It’s same Ukrainian divide that’s only become more pronounced over the past decade. Accordingly, the lesson of the 2014 election isn’t so much that Poroshenko has magically and suddenly united Ukraine, it’s that eastern Ukrainians have been effectively disenfranchised.
Note, also, that Russia’s annexation of Crimea in March has removed another bloc of voters that, in 2004 and 2010, opposed Ukraine’s pro-Western presidential candidates.
Since the election, Poroshenko has indicated that he’ll take a hard line against eastern separatists in Donetsk and Luhansk oblasts, and, if anything, fighting between Ukrainian forces and the separatists has escalated since May 25, with a particularly deadly clash over the Donetsk airport.
That’s not to say that Poroshenko hasn’t offered olive branches as well. Russian president Vladimir Putin has cautiously recognized the election result, and the Kremlin seems cautiously willing, for now, to work with Poroshenko. Though his current popularity stems from his role in the pro-Western Maidan Square protests, Poroshenko is something of a chameleon in Ukrainian politics, serving in the past five years both as foreign minister to the pro-Western Yushchenko and as international trade minister to the pro-Russian Yanukovych. He’s backtracked on calls for Ukraine to join NATO, and he’s indicated that, even as he hopes for closer economic integration between Ukraine and the European Union, he realizes that Ukraine and Russia must also have decent working relations.
Putin seems to be backtracking from the possibility of annexing eastern Ukraine, and even earlier this month, he appeared to back away from the separatists in Donetsk and Luhansk, urging them to delay planned referenda on independence from Kiev. (The referenda proceeded, though Kiev obviously didn’t recognize their legality or accept the results.)
But it’s worth noting the weighty inventory of expectations that await the Poroshenko administration:
With no serious contenders, and no real national debate during the election campaign, Poroshenko, who has dodged between both pro-Western and pro-Russian governments for the past two decades, and who has ties to some of the country’s most notoriously corrupt oligarchs, seems to be promising everything to everyone — and polls show he’s going to succeed.

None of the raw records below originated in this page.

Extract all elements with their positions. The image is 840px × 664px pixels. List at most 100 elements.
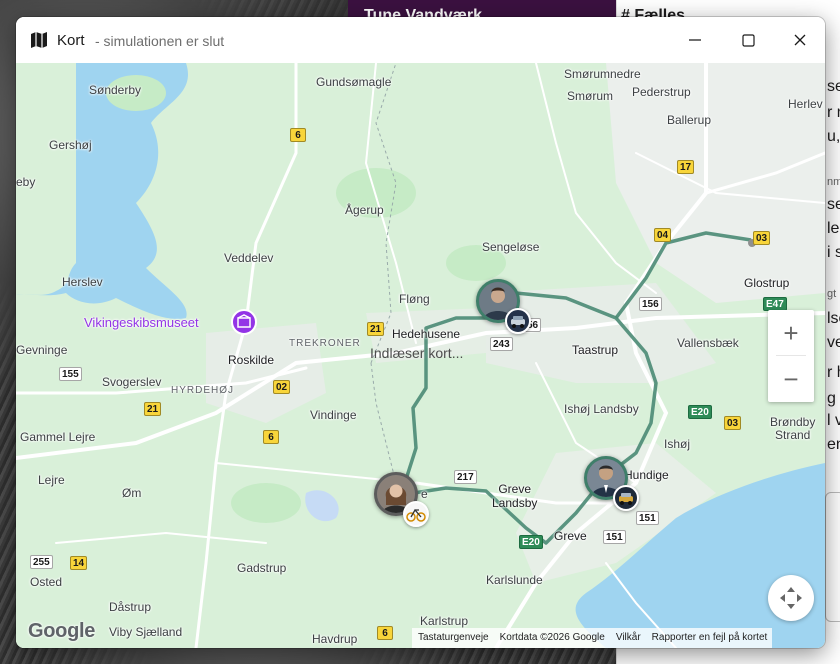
background-chat-fragment: u, [827,128,840,145]
road-shield: 151 [603,530,626,544]
background-chat-fragment: r n [827,104,840,121]
place-label: Dåstrup [109,600,152,614]
background-chat-fragment: en [827,436,840,453]
road-shield: 6 [290,128,306,142]
background-chat-fragment: se [827,196,840,213]
road-shield: 02 [273,380,291,394]
place-label: Taastrup [572,343,619,357]
place-label: Viby Sjælland [109,625,183,639]
place-label: Glostrup [744,276,790,290]
place-label: Herlev [788,97,823,111]
place-label: Hundige [624,468,669,482]
place-label: Veddelev [224,251,274,265]
place-label: Hedehusene [392,327,461,341]
bicycle-icon [403,501,429,527]
recenter-button[interactable] [768,575,814,621]
place-label: Vindinge [310,408,357,422]
place-label: Vallensbæk [677,336,739,350]
poi-label[interactable]: Vikingeskibsmuseet [84,315,199,330]
place-label: Sønderby [89,83,142,97]
minimize-button[interactable] [670,17,720,63]
road-shield: 6 [263,430,279,444]
zoom-controls: + − [768,310,814,402]
place-label: Gershøj [49,138,92,152]
map-icon [31,32,47,48]
place-label: Gevninge [16,343,68,357]
place-label: Pederstrup [632,85,691,99]
museum-icon[interactable] [231,309,257,335]
road-shield: 21 [367,322,385,336]
place-label: Ishøj Landsby [564,402,639,416]
road-shield: E20 [519,535,543,549]
report-error-link[interactable]: Rapporter en fejl på kortet [646,628,773,648]
road-shield: 217 [454,470,477,484]
road-shield: 155 [59,367,82,381]
background-chat-fragment: r h [827,364,840,381]
place-label: Herslev [62,275,103,289]
close-icon [794,34,806,46]
place-label: Osted [30,575,63,589]
car-icon [505,308,531,334]
place-label: Sengeløse [482,240,540,254]
place-label: Ishøj [664,437,691,451]
keyboard-shortcuts-link[interactable]: Tastaturgenveje [412,628,494,648]
minimize-icon [689,39,701,41]
place-label: Smørum [567,89,613,103]
background-chat-fragment: nm [827,176,840,188]
maximize-button[interactable] [723,17,773,63]
background-chat-fragment: leg [827,220,840,237]
background-chat-fragment: i s [827,244,840,261]
road-shield: 151 [636,511,659,525]
map-attribution: Tastaturgenveje Kortdata ©2026 Google Vi… [412,628,773,648]
road-shield: 14 [70,556,88,570]
place-label: Ågerup [345,203,384,217]
road-shield: 156 [639,297,662,311]
road-shield: 04 [654,228,672,242]
terms-link[interactable]: Vilkår [610,628,646,648]
background-chat-fragment: se [827,78,840,95]
road-shield: 03 [753,231,771,245]
map-loading-text: Indlæser kort... [370,345,464,361]
place-label: Gammel Lejre [20,430,96,444]
zoom-in-button[interactable]: + [768,310,814,356]
road-shield: 243 [490,337,513,351]
place-label: Gadstrup [237,561,287,575]
place-label: Greve Landsby [492,482,538,510]
close-button[interactable] [775,17,825,63]
window-title: Kort [57,32,85,49]
map-data-label: Kortdata ©2026 Google [499,632,605,643]
background-chat-fragment: ve [827,334,840,351]
map-window: Kort - simulationen er slut Gundsømagle … [16,17,825,648]
place-label: Smørumnedre [564,67,641,81]
background-chat-fragment: l v [827,412,840,429]
place-label: Brøndby Strand [770,415,816,442]
window-titlebar[interactable]: Kort - simulationen er slut [16,17,825,63]
background-chat-fragment: g [827,390,836,407]
place-label: Greve [554,529,587,543]
background-chat-fragment: lse [827,310,840,327]
zoom-out-button[interactable]: − [768,356,814,402]
place-label: Roskilde [228,353,275,367]
road-shield: E47 [763,297,787,311]
window-subtitle: - simulationen er slut [95,33,225,49]
google-logo: Google [28,620,96,642]
place-label: Ballerup [667,113,712,127]
place-label: Gundsømagle [316,75,392,89]
background-channel-header: Tune Vandværk [348,0,616,18]
place-label: e [421,487,428,501]
minus-icon: − [783,364,799,394]
map-canvas[interactable]: Gundsømagle Smørumnedre Sønderby Smørum … [16,63,825,648]
place-label: eby [16,175,36,189]
place-label: Lejre [38,473,65,487]
car-icon [613,485,639,511]
road-shield: 03 [724,416,742,430]
plus-icon: + [783,318,799,348]
road-shield: 17 [677,160,695,174]
road-shield: 21 [144,402,162,416]
place-label: Øm [122,486,142,500]
road-shield: E20 [688,405,712,419]
place-label: Havdrup [312,632,358,646]
background-chat-fragment: gt [827,288,837,300]
fullscreen-arrows-icon [780,587,802,609]
road-shield: 6 [377,626,393,640]
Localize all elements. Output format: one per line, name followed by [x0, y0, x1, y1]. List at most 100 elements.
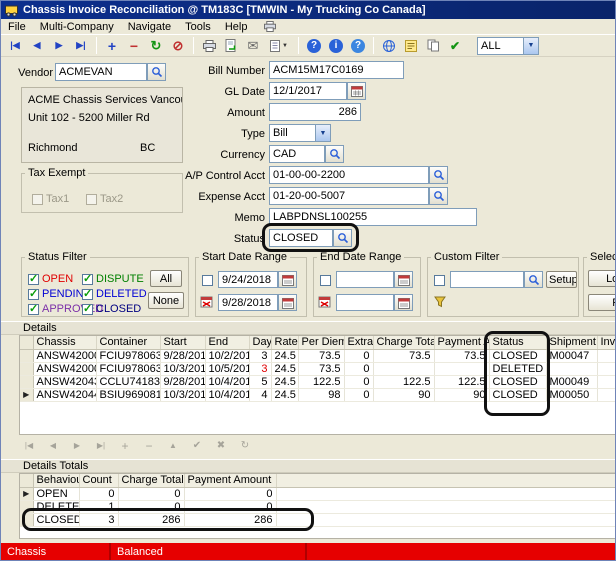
cell-rate[interactable]: 24.5	[271, 362, 298, 375]
cell-rate[interactable]: 24.5	[271, 375, 298, 388]
cell-charge-total[interactable]: 286	[118, 513, 184, 526]
cell-rate[interactable]: 24.5	[271, 388, 298, 401]
cell-status[interactable]: DELETED	[489, 362, 546, 375]
menu-file[interactable]: File	[1, 20, 33, 34]
cell-start[interactable]: 9/28/2018	[160, 375, 205, 388]
all-button[interactable]: All	[150, 270, 182, 287]
cell-payment-amt[interactable]: 90	[434, 388, 489, 401]
cell-chassis[interactable]: ANSW420442	[33, 388, 96, 401]
setup-button[interactable]: Setup	[546, 271, 577, 288]
cell-inv[interactable]	[597, 349, 616, 362]
cell-shipment-id[interactable]: M00047	[546, 349, 597, 362]
cell-days[interactable]: 4	[249, 388, 271, 401]
cell-container[interactable]: CCLU7418306	[96, 375, 160, 388]
copy-button[interactable]	[423, 36, 443, 55]
expense-acct-input[interactable]	[269, 187, 429, 205]
nav-insert-button[interactable]: +	[115, 438, 135, 453]
web-link-button[interactable]	[379, 36, 399, 55]
filter-dispute-checkbox[interactable]: ✓ DISPUTE	[82, 273, 144, 285]
cell-status[interactable]: CLOSED	[489, 388, 546, 401]
cell-per-diem[interactable]: 98	[298, 388, 344, 401]
attachments-dropdown-button[interactable]: ▼	[265, 36, 293, 55]
cell-payment-amount[interactable]: 286	[184, 513, 276, 526]
cell-inv[interactable]	[597, 388, 616, 401]
tax2-checkbox[interactable]: Tax2	[86, 193, 123, 205]
nav-delete-button[interactable]: −	[139, 438, 159, 453]
col-count[interactable]: Count	[79, 474, 118, 487]
cell-end[interactable]: 10/4/2018	[205, 375, 249, 388]
clear-start-date-icon[interactable]	[200, 295, 214, 309]
cell-status[interactable]: CLOSED	[489, 375, 546, 388]
totals-row-deleted[interactable]: DELETED 1 0 0	[20, 500, 616, 513]
start-date-to-input[interactable]	[218, 294, 278, 311]
cell-extra[interactable]: 0	[344, 362, 373, 375]
status-lookup-button[interactable]	[333, 229, 352, 247]
cell-per-diem[interactable]: 122.5	[298, 375, 344, 388]
cell-end[interactable]: 10/4/2018	[205, 388, 249, 401]
col-end[interactable]: End	[205, 336, 249, 349]
cell-per-diem[interactable]: 73.5	[298, 349, 344, 362]
status-input[interactable]	[269, 229, 333, 247]
file-button[interactable]: Fil	[588, 294, 616, 311]
cell-extra[interactable]: 0	[344, 388, 373, 401]
notes-button[interactable]	[401, 36, 421, 55]
currency-lookup-button[interactable]	[325, 145, 344, 163]
cell-rate[interactable]: 24.5	[271, 349, 298, 362]
prior-record-button[interactable]: ◀	[27, 36, 47, 55]
titlebar[interactable]: Chassis Invoice Reconciliation @ TM183C …	[1, 1, 615, 19]
cell-payment-amount[interactable]: 0	[184, 487, 276, 500]
start-date-to-calendar-button[interactable]	[278, 294, 297, 311]
details-row-4[interactable]: ▶ ANSW420442 BSIU969081 10/3/2018 10/4/2…	[20, 388, 616, 401]
cell-chassis[interactable]: ANSW420004	[33, 362, 96, 375]
tax1-checkbox[interactable]: Tax1	[32, 193, 69, 205]
col-extra[interactable]: Extra	[344, 336, 373, 349]
nav-next-button[interactable]: ▶	[67, 438, 87, 453]
end-date-to-input[interactable]	[336, 294, 394, 311]
menubar-print-icon[interactable]	[264, 21, 276, 32]
col-shipment-id[interactable]: Shipment ID	[546, 336, 597, 349]
col-chassis[interactable]: Chassis	[33, 336, 96, 349]
col-container[interactable]: Container	[96, 336, 160, 349]
gl-date-input[interactable]	[269, 82, 347, 100]
cell-extra[interactable]: 0	[344, 349, 373, 362]
nav-edit-button[interactable]: ▲	[163, 438, 183, 453]
cell-chassis[interactable]: ANSW420439	[33, 375, 96, 388]
info-button[interactable]: i	[326, 36, 346, 55]
cell-behaviour[interactable]: CLOSED	[33, 513, 79, 526]
filter-funnel-icon[interactable]	[434, 296, 446, 308]
cell-chassis[interactable]: ANSW420004	[33, 349, 96, 362]
col-charge-total[interactable]: Charge Total	[373, 336, 434, 349]
vendor-input[interactable]	[55, 63, 147, 81]
cell-payment-amt[interactable]: 122.5	[434, 375, 489, 388]
bill-number-input[interactable]	[269, 61, 404, 79]
add-record-button[interactable]: +	[102, 36, 122, 55]
ap-control-input[interactable]	[269, 166, 429, 184]
first-record-button[interactable]: |◀	[5, 36, 25, 55]
cell-days[interactable]: 3	[249, 362, 271, 375]
menu-navigate[interactable]: Navigate	[121, 20, 178, 34]
expense-acct-lookup-button[interactable]	[429, 187, 448, 205]
ap-control-lookup-button[interactable]	[429, 166, 448, 184]
col-payment-amount[interactable]: Payment Amount	[184, 474, 276, 487]
nav-prior-button[interactable]: ◀	[43, 438, 63, 453]
cell-container[interactable]: FCIU978063	[96, 362, 160, 375]
support-button[interactable]: ?	[348, 36, 368, 55]
help-button[interactable]: ?	[304, 36, 324, 55]
cell-days[interactable]: 3	[249, 349, 271, 362]
none-button[interactable]: None	[148, 292, 184, 309]
cell-behaviour[interactable]: DELETED	[33, 500, 79, 513]
delete-record-button[interactable]: −	[124, 36, 144, 55]
nav-last-button[interactable]: ▶|	[91, 438, 111, 453]
col-days[interactable]: Days	[249, 336, 271, 349]
custom-filter-lookup-button[interactable]	[524, 271, 543, 288]
end-date-checkbox[interactable]	[320, 274, 331, 286]
nav-cancel-button[interactable]: ✖	[211, 438, 231, 453]
cell-shipment-id[interactable]: M00049	[546, 375, 597, 388]
cell-payment-amt[interactable]	[434, 362, 489, 375]
clear-end-date-icon[interactable]	[318, 295, 332, 309]
custom-filter-input[interactable]	[450, 271, 524, 288]
start-date-from-input[interactable]	[218, 271, 278, 288]
cell-container[interactable]: FCIU978063	[96, 349, 160, 362]
refresh-button[interactable]: ↻	[146, 36, 166, 55]
totals-row-open[interactable]: ▶ OPEN 0 0 0	[20, 487, 616, 500]
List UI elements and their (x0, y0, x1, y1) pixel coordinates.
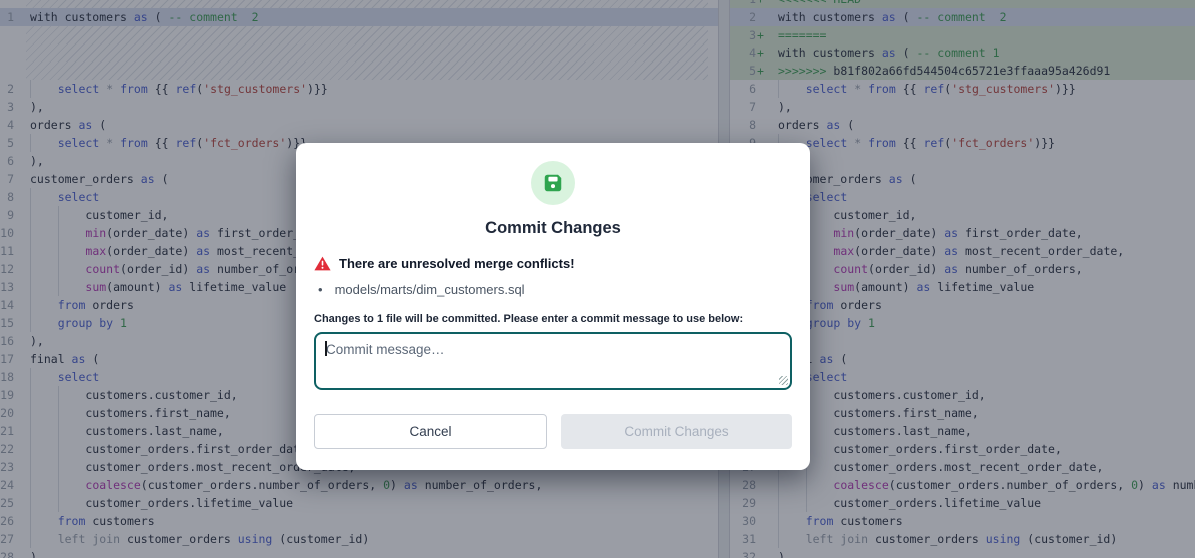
ide-screen: 1with customers as ( -- comment 22 selec… (0, 0, 1195, 558)
textarea-resize-handle[interactable] (779, 376, 788, 385)
list-bullet: • (318, 282, 323, 297)
commit-instructions: Changes to 1 file will be committed. Ple… (314, 313, 792, 326)
warning-text: There are unresolved merge conflicts! (339, 256, 575, 271)
cancel-button[interactable]: Cancel (314, 414, 547, 449)
conflicted-file-item: • models/marts/dim_customers.sql (318, 281, 792, 297)
commit-message-input[interactable] (314, 332, 792, 390)
floppy-disk-icon (542, 172, 564, 194)
merge-conflict-warning: There are unresolved merge conflicts! (314, 255, 792, 271)
warning-triangle-icon (314, 256, 331, 271)
commit-changes-button[interactable]: Commit Changes (561, 414, 792, 449)
text-cursor (325, 341, 327, 356)
commit-message-field-wrap (314, 332, 792, 390)
save-icon-badge (531, 161, 575, 205)
conflicted-file-path: models/marts/dim_customers.sql (335, 282, 525, 297)
modal-buttons: Cancel Commit Changes (314, 414, 792, 449)
commit-changes-modal: Commit Changes There are unresolved merg… (296, 143, 810, 470)
modal-title: Commit Changes (296, 218, 810, 239)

He pledges to restore ties with Russia, even while enhancing Ukraine’s economic links with Europe. He will somehow reverse what’s been a near-comical bungling effort by the Ukrainian military to subdue a separatist movement that shows no signs of receding. While doing all this, he will create jobs amid an economic crisis that will require more than $15 billion to $20 billion or more in financial assistance from groups like the International Monetary Fund, which will almost certainly demand in exchange tough budget cuts, tax restructuring, the privatization of many state-owned assets and the liberalization of Ukraine’s economy otherwise, steps that will almost certainly inhibit immediate economic growth that could bring about new jobs in the short-term. All of this in a country that, among the former Soviet nations, has the absolute worst post-Soviet GDP growth rate.
In short, Poroshenko is arguing that he can do what none of Ukraine’s leaders have been able to do for the past two decades at a time when the country is more divided than ever.
Commentators in the United States and Europe believe there’s cause for optimism, and that Poroshenko’s election victory can mark turning point in the Ukrainian crisis. Though there’s good reason to share that optimism, the path forward for Ukraine and for Poroshenko won’t be easy, and neither the gains from normalizing relations with both Russia and the European Union nor the gains from economic reform will be immediately apparent.